Quote Originally Posted by Scytherwolf View Post
Go ahead and slap me, but I'm gonna slap you right back.

I've been creating stories since before I could write. Of course I wasn't actually 'writing' them, I was drawing pictures and then reciting the words to my parents so they could write them down. I actually rushed into learning to write around age four or so so that I could finally write down the stories myself. Of course these were very short and simple stories...I was four. But they were far more elaborate in my head. In kindergarden and first grade, we all had these "journal" things where we were supposed to write about our day...I just used it to write stories and would get mad because the space we had to write was extremely small and I could never finish them. xD

So yeah, some people DO start writing stories the moment they learn how to form words on paper. I honestly don't understand how that's weird or unbelievable. There are lots of people who start drawing from a very early age so writing isn't that different.

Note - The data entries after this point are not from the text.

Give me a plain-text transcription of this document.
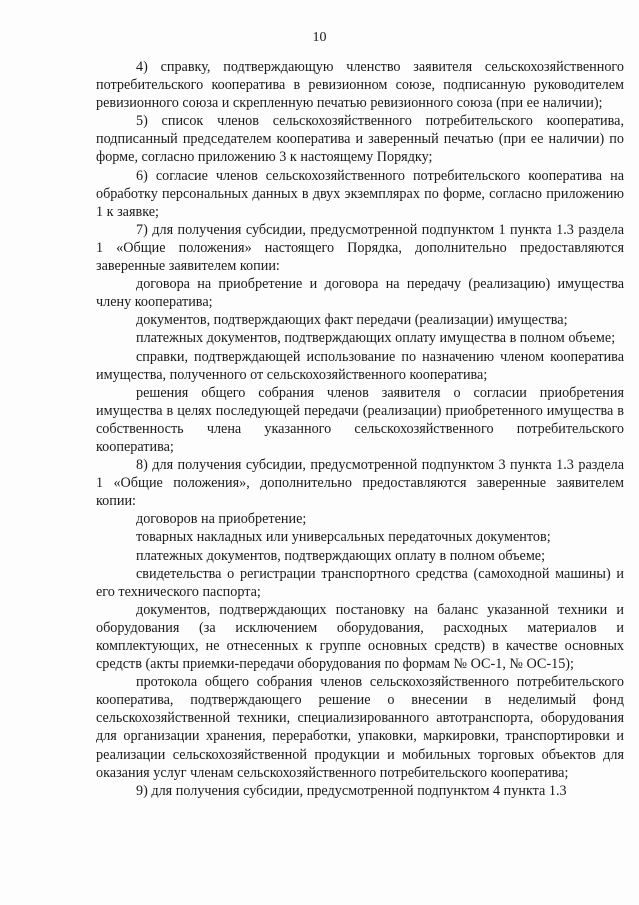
10

4) справку, подтверждающую членство заявителя сельскохозяйственного потребительского кооператива в ревизионном союзе, подписанную руководителем ревизионного союза и скрепленную печатью ревизионного союза (при ее наличии);

5) список членов сельскохозяйственного потребительского кооператива, подписанный председателем кооператива и заверенный печатью (при ее наличии) по форме, согласно приложению 3 к настоящему Порядку;

6) согласие членов сельскохозяйственного потребительского кооператива на обработку персональных данных в двух экземплярах по форме, согласно приложению 1 к заявке;

7) для получения субсидии, предусмотренной подпунктом 1 пункта 1.3 раздела 1 «Общие положения» настоящего Порядка, дополнительно предоставляются заверенные заявителем копии:

договора на приобретение и договора на передачу (реализацию) имущества члену кооператива;

документов, подтверждающих факт передачи (реализации) имущества;

платежных документов, подтверждающих оплату имущества в полном объеме;

справки, подтверждающей использование по назначению членом кооператива имущества, полученного от сельскохозяйственного кооператива;

решения общего собрания членов заявителя о согласии приобретения имущества в целях последующей передачи (реализации) приобретенного имущества в собственность члена указанного сельскохозяйственного потребительского кооператива;

8) для получения субсидии, предусмотренной подпунктом 3 пункта 1.3 раздела 1 «Общие положения», дополнительно предоставляются заверенные заявителем копии:

договоров на приобретение;

товарных накладных или универсальных передаточных документов;

платежных документов, подтверждающих оплату в полном объеме;

свидетельства о регистрации транспортного средства (самоходной машины) и его технического паспорта;

документов, подтверждающих постановку на баланс указанной техники и оборудования (за исключением оборудования, расходных материалов и комплектующих, не отнесенных к группе основных средств) в качестве основных средств (акты приемки-передачи оборудования по формам № ОС-1, № ОС-15);

протокола общего собрания членов сельскохозяйственного потребительского кооператива, подтверждающего решение о внесении в неделимый фонд сельскохозяйственной техники, специализированного автотранспорта, оборудования для организации хранения, переработки, упаковки, маркировки, транспортировки и реализации сельскохозяйственной продукции и мобильных торговых объектов для оказания услуг членам сельскохозяйственного потребительского кооператива;

9) для получения субсидии, предусмотренной подпунктом 4 пункта 1.3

Since then I've never stopped. I'm kind of on the extreme end of the scale where creating and writing stories is my lifelong obsession/passion/what have you, and when I care about something, I really care about it. Always been that way.
I meant that to be directed to anyone who wanted to troll and vaguely answer as such, but you didn't (I hope you weren't xD).

But saying that "when you learnt how to write", it's claiming that your very first word with a pencil on paper was the beginning of a story. (I'm not sure if that's common-practice because that sounds like a writing prodigy to me.) Furthermore fluency and clarity is discrete from penmanship, so just because you're able to write a sentence doesn't mean the sentence is understandable to everyone.

I'm not saying it's not impossible, nor unbelievable. In fact, I can relate to your account since I've been an imaginative child before and daydreaming is in itself a form of story creation (not to mention forcing my plushies to fight evil hiding in my house). I guess when I said "stories", I meant the formal, serious, kind of boring, definition (like throwing in everything English teachers have taught us about introduction, climax, endings, fluency, coherency, and what have you not). So technically, you started at four (or another age, I don't know, only you do :P). It's the same as how people who begin drawing from an early age don't always draw seriously on their first stroke.